Production inflation continues to rise
Prices in industry also increased significantly in August. On average, they increased by 1.2% month-on-month, and are already 9.3% higher year-on-year. In the manufacturing industry - which is the largest domestic industry - product prices are even 11.3% higher than in the same period last year.
What to look for behind this rise in production inflation is not that complicated. Just look at the fastest rising products and it is clear that manufacturing companies are responding to rapidly rising input prices, especially commodities such as iron, steel, wood, oil , etc. Therefore, the prices of iron and iron products, chemical products, are rising sharply. paper and wood industry . Food industry, which has not yet reacted much to the growth of agricultural production prices, has so far increased its prices by an average of 1.5%. So far, it is making the automotive industry cheaper , especially when it comes to parts.
Another unpleasant news is the increase in prices in construction . Not only are the construction works themselves more expensive (+ 6.6%), but especially building materials (+ 16%). This development raises the question of whether it will be possible to implement contracts contracted in previous quarters, and thus under different price conditions. For construction companies, such projects can be virtually unprofitable.

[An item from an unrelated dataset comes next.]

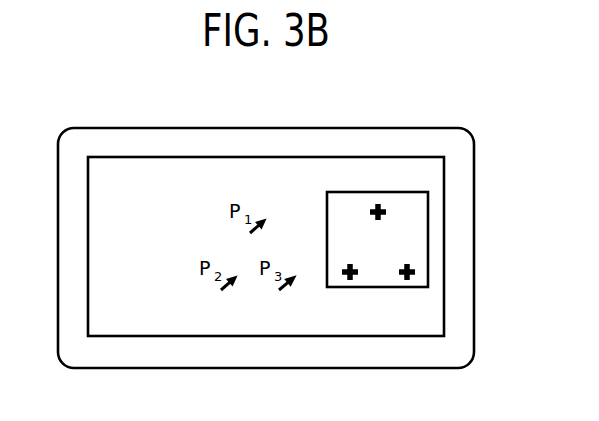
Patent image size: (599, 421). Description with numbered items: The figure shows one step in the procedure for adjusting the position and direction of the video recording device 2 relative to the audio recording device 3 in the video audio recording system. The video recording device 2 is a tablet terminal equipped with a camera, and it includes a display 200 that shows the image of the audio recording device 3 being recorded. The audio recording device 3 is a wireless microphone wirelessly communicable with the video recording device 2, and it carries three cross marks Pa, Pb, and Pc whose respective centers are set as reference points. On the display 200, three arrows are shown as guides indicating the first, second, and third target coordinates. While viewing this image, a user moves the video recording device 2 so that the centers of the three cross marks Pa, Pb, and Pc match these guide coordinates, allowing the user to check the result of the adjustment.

The video recording device 2 is at (263, 128).
The display 200 is at (373, 157).
The audio recording device 3 is at (373, 192).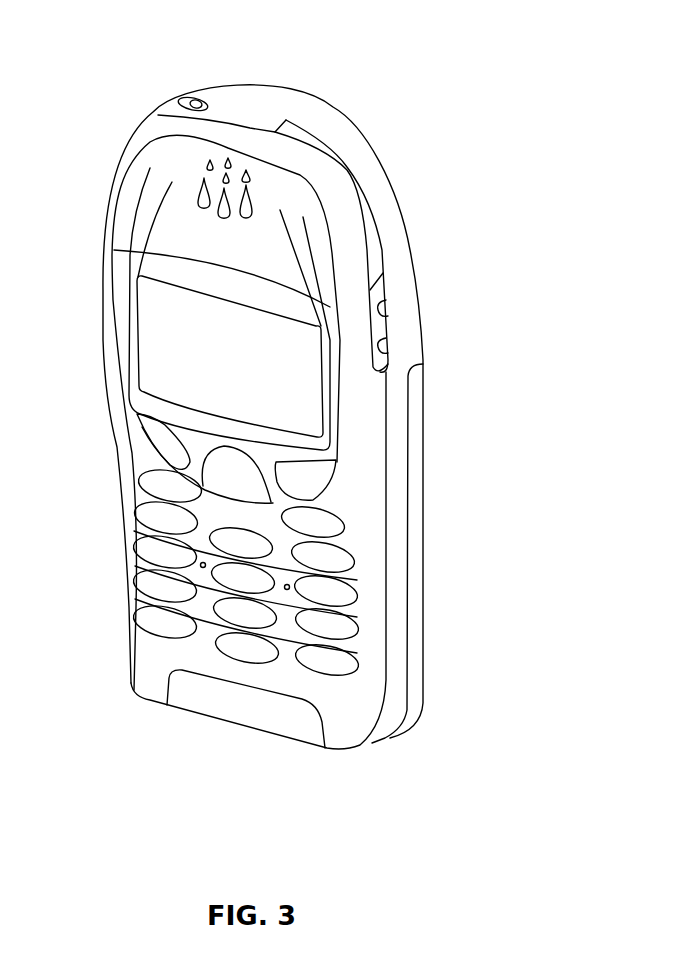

Producer inflation is also a harbinger of rising consumer goods prices, which may come in the coming months. Manufacturers are under pressure from rising costs and dysfunctional international logistics, so it is possible to continue - a year and a half after the start of the pandemic - to talk about a negative supply shock in times of growing demand. And the manufacturer expects an increase in energy prices in the coming months.
Production inflation, which is subsequently reflected in the consumer, is undoubtedly a negative side effect of the current economy. However, its causes lie primarily outside the territory of the Czech Republic, which is due to its openness sensitive to developments in international markets. Inflationary pressures can only ease once the situation in commodity markets has stabilized and international trade has reached pre-precondition conditions.